Bishop had been a frequent Carson guest and now was his competitor. Bishop and Carson went after a lot of the same guests, so it made Bishop’s show seem like a knockoff. In 1969, due to low ratings, ABC replaced Bishop with a younger, more urbane Dick Cavett, who had once been a Carson writer.
Merv Griffin’s show went through several iterations in syndicated, which allowed stations to air the show at various times, including up against Carson in some markets. In 1969, CBS came calling and put Griffin up against Carson. Griffin brought his announcer, actor and fish & chips restaurateur, Arthur Treacher.
Now, all three networks had a show in late night. Each show was generally the same: monologue or opening comments by the host; Hollywood and Broadway star; personality or comedian; arts or politician for the later segment. Late night covered a lot of ground.
Even Merv balanced the comedic with the serious, and the artsy. I recently found his syndicated show on Amazon Prime. As an example, an episode labeled September 2, 1965 had Phyllis Diller, Capt. Mitsuo Fuchida (Japanese Navy during WWII) and spy author Frederick Ayer, Jr., a former FBI agent and intelligence officer during WWII. Griffin interviewed Capt. Fuchida, who was part of the attack on Pearl Harbor, and Mr. Ayer who was part of a group that had credible intelligence about Japanese military plans. It wasn’t a great interview but it was very good, and it showed the kind of world events that balanced the lightheartedness of comedians.
In 1972, CBS pulled the plug on Griffin, and his show went back to syndication where it aired at a variety of times including as a late afternoon show like Mike Douglas and Dinah Shore. At the time, CBS had fewer affiliates than NBC, and in some markets, they hadn’t aired his show against Carson, so his ratings didn’t seriously challenge Carson.
Cavett, seemed to go after some of the hipper, more daring guests that Griffin sometimes booked. Although Cavett’s show would officially run till January 1975, ABC had reduced the show’s airing in 1973. By 1975, his show was only occasionally broadcast. Some of Cavett’s best shows were with musicians and actors who didn’t often appear on talk shows. It was not usual for Cavett to spend an entire show with someone like Groucho Marx, John Lennon, Katharine Hepburn or Orson Welles. If you wanted witty, daring conversation, Cavett was where you tuned in.
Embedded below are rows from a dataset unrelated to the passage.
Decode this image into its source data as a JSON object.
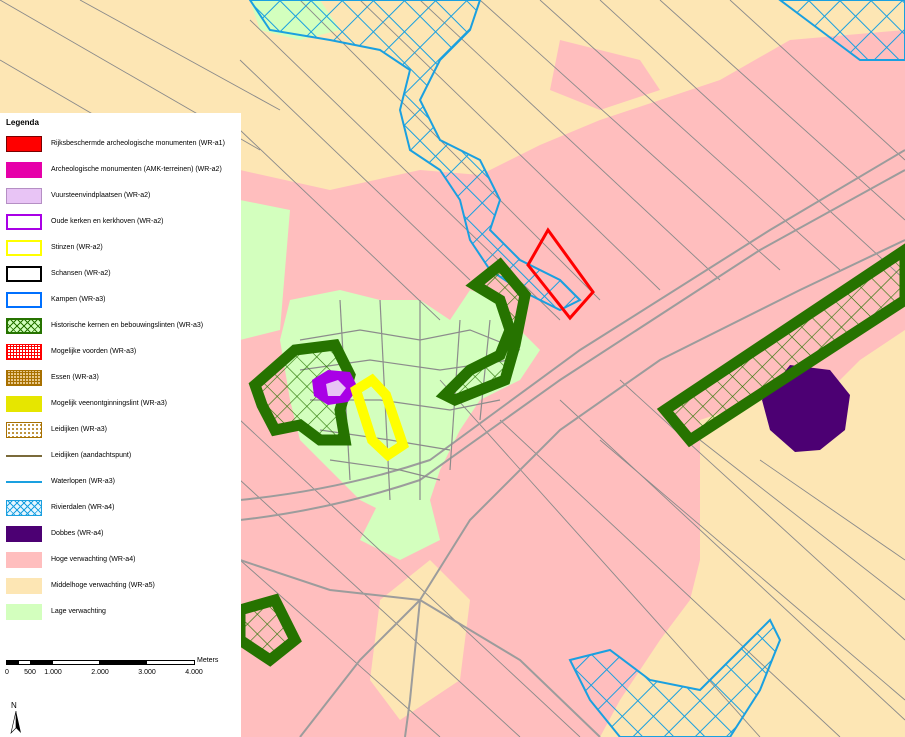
{
  "legend": {
    "title": "Legenda",
    "items": [
      {
        "label": "Rijksbeschermde archeologische monumenten (WR-a1)",
        "swatch": "red-fill",
        "color": "#ff0000"
      },
      {
        "label": "Archeologische monumenten (AMK-terreinen) (WR-a2)",
        "swatch": "magenta-fill",
        "color": "#e600a9"
      },
      {
        "label": "Vuursteenvindplaatsen (WR-a2)",
        "swatch": "lilac-fill",
        "color": "#e8c4f5"
      },
      {
        "label": "Oude kerken en kerkhoven (WR-a2)",
        "swatch": "purple-outline",
        "color": "#a900e6"
      },
      {
        "label": "Stinzen (WR-a2)",
        "swatch": "yellow-outline",
        "color": "#ffff00"
      },
      {
        "label": "Schansen (WR-a2)",
        "swatch": "black-outline",
        "color": "#000000"
      },
      {
        "label": "Kampen (WR-a3)",
        "swatch": "blue-outline",
        "color": "#0070ff"
      },
      {
        "label": "Historische kernen en bebouwingslinten (WR-a3)",
        "swatch": "green-hatch",
        "color": "#267300"
      },
      {
        "label": "Mogelijke voorden (WR-a3)",
        "swatch": "red-grid",
        "color": "#ff0000"
      },
      {
        "label": "Essen (WR-a3)",
        "swatch": "brown-grid",
        "color": "#a87000"
      },
      {
        "label": "Mogelijk veenontginningslint (WR-a3)",
        "swatch": "yellow-fill",
        "color": "#e6e600"
      },
      {
        "label": "Leidijken (WR-a3)",
        "swatch": "brown-dots",
        "color": "#a87000"
      },
      {
        "label": "Leidijken (aandachtspunt)",
        "swatch": "brown-line",
        "color": "#7a6a3a"
      },
      {
        "label": "Waterlopen (WR-a3)",
        "swatch": "blue-line",
        "color": "#1aa0e0"
      },
      {
        "label": "Rivierdalen (WR-a4)",
        "swatch": "cyan-hatch",
        "color": "#00a9e6"
      },
      {
        "label": "Dobbes (WR-a4)",
        "swatch": "darkpurple-fill",
        "color": "#4c0073"
      },
      {
        "label": "Hoge verwachting (WR-a4)",
        "swatch": "pink-fill",
        "color": "#ffbebe"
      },
      {
        "label": "Middelhoge verwachting (WR-a5)",
        "swatch": "cream-fill",
        "color": "#fde6b4"
      },
      {
        "label": "Lage verwachting",
        "swatch": "lightgreen-fill",
        "color": "#d3ffbe"
      }
    ]
  },
  "scalebar": {
    "unit": "Meters",
    "ticks": [
      "0",
      "500",
      "1.000",
      "2.000",
      "3.000",
      "4.000"
    ]
  },
  "north_arrow": {
    "label": "N"
  }
}
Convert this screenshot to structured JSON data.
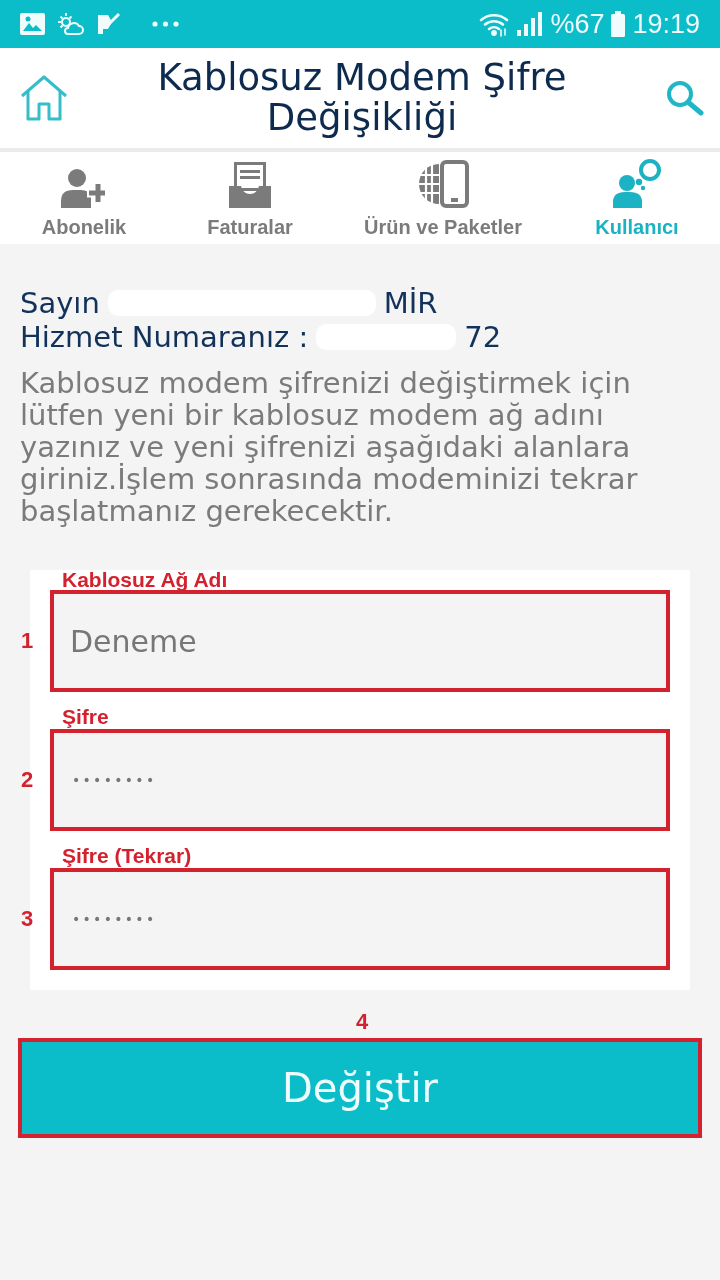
{
  "status_bar": {
    "battery": "%67",
    "time": "19:19"
  },
  "header": {
    "title": "Kablosuz Modem Şifre Değişikliği"
  },
  "tabs": [
    {
      "label": "Abonelik",
      "selected": false
    },
    {
      "label": "Faturalar",
      "selected": false
    },
    {
      "label": "Ürün ve Paketler",
      "selected": false
    },
    {
      "label": "Kullanıcı",
      "selected": true
    }
  ],
  "greeting": {
    "salutation": "Sayın",
    "name_visible": "MİR",
    "service_label": "Hizmet Numaranız :",
    "service_number_visible": "72"
  },
  "description": "Kablosuz modem şifrenizi değiştirmek için lütfen yeni bir kablosuz modem ağ adını yazınız ve yeni şifrenizi aşağıdaki alanlara giriniz.İşlem sonrasında modeminizi tekrar başlatmanız gerekecektir.",
  "form": {
    "fields": [
      {
        "marker": "1",
        "label": "Kablosuz Ağ Adı",
        "kind": "text",
        "value": "Deneme"
      },
      {
        "marker": "2",
        "label": "Şifre",
        "kind": "password",
        "value": "••••••••"
      },
      {
        "marker": "3",
        "label": "Şifre (Tekrar)",
        "kind": "password",
        "value": "••••••••"
      }
    ]
  },
  "submit": {
    "marker": "4",
    "label": "Değiştir"
  }
}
Cavett went on to host a successful talk show on PBS.
Griffin, to the dismay of CBS, had gone that route as well, booking guests like Abbie Hoffman or Martin Luther King, Jr. Although he was an affable personality not known for controversy, Griffin didn’t shy away from guests who were, wanting to explore issues of interest to viewers. Griffin was the kind of host who put the focus on the guest, not on himself.
Carson survived the dual network threat and by 1973 was unchallenged in the late night talk show universe. In fact, NBC added The Tomorrow Show with radio/television personality Tom Snyder in 1973, which followed Carson nightly. Snyder lasted until the early 1980s, when David Letterman took over the time slot. Ironically, when Letterman left NBC for CBS, he later brought Snyder along to fill the time slot after his show, The Late Late Show, until 1999.
In the 1980s, late night was ready for more players again. Arsenio Hall got a talk show, as did Pat Sajak, Joan Rivers and eventually Chevy Chase and Magic Johnson, and many others. Everybody was jumping in and most of them failed. When Carson retired, the talk show world shook as Jay and Dave battled for the Tonight Show throne.
Merv Griffin continued in syndication until 1986 when he folded up his talk show and focused on his production company that included Jeopardy! and Wheel of Fortune eventually selling his production company for over $250 million. Merv did very well for himself and used part of his wealth to own a number of exclusive hotels. He was worth well over $1 billion when he died in 2007.
Joey Bishop went back to television, film and nightclubs, and once again became a guest host for Carson. He was the last surviving member of the Rat Pack.
His sidekick Regis, well, whatever happened to the lad?